The team was also able to obtain a copy of a popular web-based forum known as, which simplifies the process of creating and managing spam campaigns. Spamdot. biz, available in both Russian and English, had about 1900 members and gave users the opportunity to rent botnets, or purchase email addresses to spam. Almost all members, approximately 91 percent, selected Russian as their first language. The highly-vetted community will only allow new members who have been approved by trusted members or established existing users, said Stone-Gross.

A detailed pricing system was observed by the team, who found rates for one million email addresses range from $25 to $50, with discounted prices for bulk purchases. Those interested in building a botnet or installing their malware on a large number of systems often seek the services of groups who provide so called loads — which is terminology for the ability to install malware on compromised machines.

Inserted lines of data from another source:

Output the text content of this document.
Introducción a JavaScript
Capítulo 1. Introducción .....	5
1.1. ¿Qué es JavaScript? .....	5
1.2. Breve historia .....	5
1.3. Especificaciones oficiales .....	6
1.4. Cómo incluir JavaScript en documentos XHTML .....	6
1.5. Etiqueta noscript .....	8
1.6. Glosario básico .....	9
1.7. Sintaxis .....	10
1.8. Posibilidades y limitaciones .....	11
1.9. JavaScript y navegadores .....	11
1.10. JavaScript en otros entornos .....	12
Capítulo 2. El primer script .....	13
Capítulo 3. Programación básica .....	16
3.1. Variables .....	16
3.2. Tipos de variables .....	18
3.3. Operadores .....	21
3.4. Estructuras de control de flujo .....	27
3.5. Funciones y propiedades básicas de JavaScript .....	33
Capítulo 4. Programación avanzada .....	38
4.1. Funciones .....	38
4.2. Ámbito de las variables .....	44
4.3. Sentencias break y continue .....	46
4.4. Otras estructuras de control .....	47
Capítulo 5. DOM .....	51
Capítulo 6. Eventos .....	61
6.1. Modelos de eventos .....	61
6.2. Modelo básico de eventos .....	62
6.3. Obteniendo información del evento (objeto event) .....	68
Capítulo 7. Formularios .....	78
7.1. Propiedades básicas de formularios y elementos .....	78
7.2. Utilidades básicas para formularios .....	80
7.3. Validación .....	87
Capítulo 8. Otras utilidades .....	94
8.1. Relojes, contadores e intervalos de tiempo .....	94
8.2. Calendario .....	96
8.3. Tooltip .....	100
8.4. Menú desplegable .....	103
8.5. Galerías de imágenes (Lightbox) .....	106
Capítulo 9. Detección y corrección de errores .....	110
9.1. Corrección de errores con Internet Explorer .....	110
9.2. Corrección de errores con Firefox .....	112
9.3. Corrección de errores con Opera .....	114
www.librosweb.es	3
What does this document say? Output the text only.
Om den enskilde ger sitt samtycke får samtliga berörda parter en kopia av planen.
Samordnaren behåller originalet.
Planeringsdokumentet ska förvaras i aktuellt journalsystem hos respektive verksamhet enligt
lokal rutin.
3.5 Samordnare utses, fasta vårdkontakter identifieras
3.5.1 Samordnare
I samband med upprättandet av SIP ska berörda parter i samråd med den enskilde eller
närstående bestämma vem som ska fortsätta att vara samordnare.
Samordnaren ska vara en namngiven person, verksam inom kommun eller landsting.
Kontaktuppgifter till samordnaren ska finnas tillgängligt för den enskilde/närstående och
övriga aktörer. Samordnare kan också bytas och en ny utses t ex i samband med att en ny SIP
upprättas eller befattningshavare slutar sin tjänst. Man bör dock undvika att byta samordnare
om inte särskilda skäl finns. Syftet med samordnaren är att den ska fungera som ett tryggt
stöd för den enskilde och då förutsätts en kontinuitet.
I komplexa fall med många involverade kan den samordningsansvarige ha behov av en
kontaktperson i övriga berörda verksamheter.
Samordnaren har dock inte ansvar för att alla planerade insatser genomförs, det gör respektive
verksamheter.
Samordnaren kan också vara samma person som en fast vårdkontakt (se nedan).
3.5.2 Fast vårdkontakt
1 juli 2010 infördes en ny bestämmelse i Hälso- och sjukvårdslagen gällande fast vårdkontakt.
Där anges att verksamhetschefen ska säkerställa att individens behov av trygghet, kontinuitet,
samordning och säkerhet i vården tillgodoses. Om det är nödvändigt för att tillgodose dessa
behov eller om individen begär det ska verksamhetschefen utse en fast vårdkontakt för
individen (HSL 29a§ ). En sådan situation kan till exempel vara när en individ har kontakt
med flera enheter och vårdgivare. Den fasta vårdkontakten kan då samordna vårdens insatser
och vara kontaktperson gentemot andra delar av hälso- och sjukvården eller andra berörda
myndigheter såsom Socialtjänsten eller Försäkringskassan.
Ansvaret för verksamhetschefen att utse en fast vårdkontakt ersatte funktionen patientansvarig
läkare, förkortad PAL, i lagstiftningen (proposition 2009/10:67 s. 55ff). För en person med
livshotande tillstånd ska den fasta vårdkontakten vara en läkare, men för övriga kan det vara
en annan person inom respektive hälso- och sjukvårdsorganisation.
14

The “loads” come from a variety of sources such as drive-by-download attacks using HTML iframes and other malware, said Stone-Gross.

“We observed several individuals offering 10,000 malware installations for approximately $300-$800,” the report summary states.

Market price per “load” is highly dependent on its geographic location, with machines in the U.S. and the U.K. fetching a much higher price than those in Asia, probably because they have a faster and more reliable Internet connection, researchers noted. Loads sold per thousand in Asia went for around $13, Europe at $35, and $125 for the U.S.